If you know me at all (and no doubt you don’t), you’ll know
that I’m not short on ideas, but am quite short on…what…motivation?...energy?....stick-to-it-iveness? Let’s just say the “doing”.
I have now two book series that I’d like to write, any
number of articles about what the future has in store for us and how to learn
from past predictions, ideas for new things, ideas for improving old things, ideas
for websites that should be profitable if I could only get around to them,
ideas that would take hundreds of millions of dollars to implement, thoughts
about all kinds of philosophy, humorous observations of all kinds, a
presentation or two for the local Quantified Self meetup that I’d like to give,
and the occasional food/movie criticism.
As you can guess, not much is happening on any of these
fronts as of yet, but on this trip I’ve run into two, what you may call “propellants”.

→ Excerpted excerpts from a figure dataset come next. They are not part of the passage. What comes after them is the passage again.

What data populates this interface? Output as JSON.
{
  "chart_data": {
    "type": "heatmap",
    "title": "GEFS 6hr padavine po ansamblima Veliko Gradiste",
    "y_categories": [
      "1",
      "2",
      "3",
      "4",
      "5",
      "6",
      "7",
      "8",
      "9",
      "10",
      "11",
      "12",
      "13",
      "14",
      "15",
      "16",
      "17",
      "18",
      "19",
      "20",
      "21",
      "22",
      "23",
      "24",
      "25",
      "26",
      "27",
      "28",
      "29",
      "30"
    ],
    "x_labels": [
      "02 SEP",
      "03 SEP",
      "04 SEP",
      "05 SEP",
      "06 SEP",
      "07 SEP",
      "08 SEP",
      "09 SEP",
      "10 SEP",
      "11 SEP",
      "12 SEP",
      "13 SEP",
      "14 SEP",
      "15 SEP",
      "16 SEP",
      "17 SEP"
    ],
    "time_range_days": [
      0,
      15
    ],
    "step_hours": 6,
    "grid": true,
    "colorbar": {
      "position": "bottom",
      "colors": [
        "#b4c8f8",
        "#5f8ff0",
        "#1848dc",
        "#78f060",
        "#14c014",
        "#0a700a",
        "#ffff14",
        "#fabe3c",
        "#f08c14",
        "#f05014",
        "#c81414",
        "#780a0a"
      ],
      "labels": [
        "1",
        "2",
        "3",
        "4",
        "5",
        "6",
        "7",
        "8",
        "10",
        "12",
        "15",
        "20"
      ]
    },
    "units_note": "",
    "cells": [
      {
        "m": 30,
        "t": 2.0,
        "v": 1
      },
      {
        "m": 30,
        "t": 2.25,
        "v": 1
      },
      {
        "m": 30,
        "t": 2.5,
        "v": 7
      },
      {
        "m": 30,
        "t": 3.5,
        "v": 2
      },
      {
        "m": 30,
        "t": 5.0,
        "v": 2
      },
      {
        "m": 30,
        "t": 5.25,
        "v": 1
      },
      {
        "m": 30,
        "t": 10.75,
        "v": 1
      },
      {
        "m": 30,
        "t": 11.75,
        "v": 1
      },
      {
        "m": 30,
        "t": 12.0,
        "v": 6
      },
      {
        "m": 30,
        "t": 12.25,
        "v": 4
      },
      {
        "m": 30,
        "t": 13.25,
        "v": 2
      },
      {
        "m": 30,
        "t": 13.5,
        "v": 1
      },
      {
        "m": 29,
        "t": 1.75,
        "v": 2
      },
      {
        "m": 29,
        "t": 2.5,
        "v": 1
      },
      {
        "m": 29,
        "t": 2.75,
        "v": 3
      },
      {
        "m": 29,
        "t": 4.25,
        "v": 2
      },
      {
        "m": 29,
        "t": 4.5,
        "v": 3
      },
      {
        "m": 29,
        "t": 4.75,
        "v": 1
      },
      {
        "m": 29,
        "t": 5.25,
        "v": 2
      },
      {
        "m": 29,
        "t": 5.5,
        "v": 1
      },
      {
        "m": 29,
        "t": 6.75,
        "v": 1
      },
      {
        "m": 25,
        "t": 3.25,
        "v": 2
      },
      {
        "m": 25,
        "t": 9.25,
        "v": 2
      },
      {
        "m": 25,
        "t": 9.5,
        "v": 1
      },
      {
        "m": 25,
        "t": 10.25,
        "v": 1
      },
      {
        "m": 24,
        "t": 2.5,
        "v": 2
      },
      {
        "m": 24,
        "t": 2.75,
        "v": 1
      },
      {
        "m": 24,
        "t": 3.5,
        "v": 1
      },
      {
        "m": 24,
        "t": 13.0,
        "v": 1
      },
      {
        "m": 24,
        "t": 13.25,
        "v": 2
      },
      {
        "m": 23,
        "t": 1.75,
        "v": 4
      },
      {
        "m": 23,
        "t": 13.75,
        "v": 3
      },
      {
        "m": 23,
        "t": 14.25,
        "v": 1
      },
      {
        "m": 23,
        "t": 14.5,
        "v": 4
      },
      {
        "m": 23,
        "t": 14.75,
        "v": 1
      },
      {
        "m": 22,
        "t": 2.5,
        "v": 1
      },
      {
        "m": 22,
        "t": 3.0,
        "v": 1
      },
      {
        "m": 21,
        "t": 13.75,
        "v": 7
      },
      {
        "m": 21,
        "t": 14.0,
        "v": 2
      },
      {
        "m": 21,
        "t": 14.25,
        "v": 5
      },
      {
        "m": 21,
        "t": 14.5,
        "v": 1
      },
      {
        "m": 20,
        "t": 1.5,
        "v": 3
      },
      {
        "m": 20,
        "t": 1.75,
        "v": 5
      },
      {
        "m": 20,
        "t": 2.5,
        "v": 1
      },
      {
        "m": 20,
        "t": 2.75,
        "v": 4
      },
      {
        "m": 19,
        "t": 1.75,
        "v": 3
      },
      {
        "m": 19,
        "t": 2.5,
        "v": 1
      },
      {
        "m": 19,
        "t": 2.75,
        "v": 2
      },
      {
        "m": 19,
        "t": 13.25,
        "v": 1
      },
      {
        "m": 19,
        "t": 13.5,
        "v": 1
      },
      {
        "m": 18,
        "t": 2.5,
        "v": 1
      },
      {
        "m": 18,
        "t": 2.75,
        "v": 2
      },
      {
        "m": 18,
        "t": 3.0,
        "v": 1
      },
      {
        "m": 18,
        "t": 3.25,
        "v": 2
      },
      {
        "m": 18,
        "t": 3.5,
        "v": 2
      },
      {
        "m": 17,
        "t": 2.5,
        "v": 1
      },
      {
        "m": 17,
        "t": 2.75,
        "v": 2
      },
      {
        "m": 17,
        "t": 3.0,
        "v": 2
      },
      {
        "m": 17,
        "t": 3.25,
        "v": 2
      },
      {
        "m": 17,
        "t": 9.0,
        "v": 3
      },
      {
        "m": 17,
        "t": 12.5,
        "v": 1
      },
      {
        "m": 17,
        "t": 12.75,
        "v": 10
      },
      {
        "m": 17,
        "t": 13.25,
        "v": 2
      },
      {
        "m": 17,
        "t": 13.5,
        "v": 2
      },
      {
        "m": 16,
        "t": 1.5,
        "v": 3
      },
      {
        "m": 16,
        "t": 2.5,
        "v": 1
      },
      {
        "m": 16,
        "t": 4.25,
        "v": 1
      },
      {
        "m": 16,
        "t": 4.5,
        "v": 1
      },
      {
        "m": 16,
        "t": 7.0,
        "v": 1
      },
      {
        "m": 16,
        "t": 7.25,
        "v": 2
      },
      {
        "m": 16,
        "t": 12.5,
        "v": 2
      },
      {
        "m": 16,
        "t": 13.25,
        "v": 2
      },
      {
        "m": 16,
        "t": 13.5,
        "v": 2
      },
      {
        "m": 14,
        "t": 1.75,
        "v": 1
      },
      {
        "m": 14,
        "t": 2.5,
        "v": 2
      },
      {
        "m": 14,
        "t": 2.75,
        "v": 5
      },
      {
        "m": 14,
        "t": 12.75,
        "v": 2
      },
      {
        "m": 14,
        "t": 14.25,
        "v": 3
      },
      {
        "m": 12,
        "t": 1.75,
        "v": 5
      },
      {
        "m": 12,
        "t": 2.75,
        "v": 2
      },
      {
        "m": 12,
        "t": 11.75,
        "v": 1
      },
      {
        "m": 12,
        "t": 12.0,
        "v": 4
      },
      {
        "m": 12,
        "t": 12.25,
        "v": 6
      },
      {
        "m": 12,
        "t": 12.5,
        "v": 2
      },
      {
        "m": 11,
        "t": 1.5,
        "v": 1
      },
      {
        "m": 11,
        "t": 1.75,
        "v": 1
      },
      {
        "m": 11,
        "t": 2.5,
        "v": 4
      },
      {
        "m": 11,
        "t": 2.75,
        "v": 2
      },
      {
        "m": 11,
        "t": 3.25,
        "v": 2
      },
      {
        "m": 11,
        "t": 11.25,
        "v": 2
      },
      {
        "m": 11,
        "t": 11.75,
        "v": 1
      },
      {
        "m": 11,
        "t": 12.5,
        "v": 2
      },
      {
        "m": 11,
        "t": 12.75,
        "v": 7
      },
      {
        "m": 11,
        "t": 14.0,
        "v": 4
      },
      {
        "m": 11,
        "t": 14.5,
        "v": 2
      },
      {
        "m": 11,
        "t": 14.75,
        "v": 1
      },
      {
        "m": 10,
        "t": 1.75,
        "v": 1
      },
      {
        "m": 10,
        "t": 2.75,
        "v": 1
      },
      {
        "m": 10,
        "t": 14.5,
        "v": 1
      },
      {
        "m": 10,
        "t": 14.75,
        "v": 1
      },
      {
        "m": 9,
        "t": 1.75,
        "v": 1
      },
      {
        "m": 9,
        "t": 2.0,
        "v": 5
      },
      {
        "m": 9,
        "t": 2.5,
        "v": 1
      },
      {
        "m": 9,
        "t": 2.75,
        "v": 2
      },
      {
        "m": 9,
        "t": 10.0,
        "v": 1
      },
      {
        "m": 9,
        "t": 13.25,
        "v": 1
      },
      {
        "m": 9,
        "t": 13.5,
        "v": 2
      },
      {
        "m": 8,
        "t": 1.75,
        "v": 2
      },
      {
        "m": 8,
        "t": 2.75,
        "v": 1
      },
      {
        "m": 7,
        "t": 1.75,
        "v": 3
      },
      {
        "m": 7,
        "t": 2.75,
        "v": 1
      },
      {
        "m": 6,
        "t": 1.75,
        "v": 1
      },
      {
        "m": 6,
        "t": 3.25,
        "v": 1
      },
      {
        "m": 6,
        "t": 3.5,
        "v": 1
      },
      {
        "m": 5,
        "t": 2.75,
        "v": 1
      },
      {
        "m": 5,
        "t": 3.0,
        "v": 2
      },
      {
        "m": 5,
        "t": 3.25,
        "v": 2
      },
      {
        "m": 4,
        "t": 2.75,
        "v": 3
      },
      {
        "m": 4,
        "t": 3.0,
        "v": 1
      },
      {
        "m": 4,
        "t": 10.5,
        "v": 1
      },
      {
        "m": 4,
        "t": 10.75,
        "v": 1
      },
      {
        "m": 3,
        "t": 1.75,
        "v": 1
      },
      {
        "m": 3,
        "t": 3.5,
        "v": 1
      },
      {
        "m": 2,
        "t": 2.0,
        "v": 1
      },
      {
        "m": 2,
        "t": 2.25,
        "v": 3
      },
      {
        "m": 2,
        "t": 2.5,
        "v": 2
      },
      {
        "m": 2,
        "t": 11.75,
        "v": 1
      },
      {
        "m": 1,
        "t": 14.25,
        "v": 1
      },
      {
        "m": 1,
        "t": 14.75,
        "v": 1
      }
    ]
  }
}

First, we visited the Alexander Graham Bell museum in Nova
Scotia. It was my wife’s idea to go
there and, I have to say, I was pretty indifferent. I came away pretty inspired. Mr. Bell, most well known for his invention
of the telephone, was hugely prolific as near as I can tell. Also, as near as I can tell, he considered
himself an amateur at most everything. I
don’t know why Thomas Edison, who was no doubt triply productive, doesn’t
inspire me to the same depths. I imagine
Edison as the head of a large enterprise and Bell as working with a small number
of passionate people. I imagine the
truth to be more complex than this.
I tried to find something suitable from the gift shop to
capture the inspiration that I felt, but the best I could come up with was a
bookmark (my daughter, on the other hand, came away with a complete ink and pen
set like they used in the days before ball points). It’s not enough, but I’ll put it on my desk
when I get home as a reminder that the race goes to the runner, not the one who
could imagine how to run faster.
The second propellant was the discovery that a neighbor died
just as we set out on our adventure. He
was 57, and I don’t know what happened, but he left behind two kids, a wife,
and an apparently non-trivial legacy. A
reminder that, as yet, time is ticking for all of us, and once the sponge
between our ears is no longer wet, everything in it dries up and blows away, so
at the very least, write things down.
So that’s what I’m doing.
Hopefully this means more entries about things and progress towards the
increasingly large list of things I’d like to even get started on.
If you’d like to help me out on this, feel free to give me a
nudge virtually or in person. The more
propellants we all have, I guess, the better.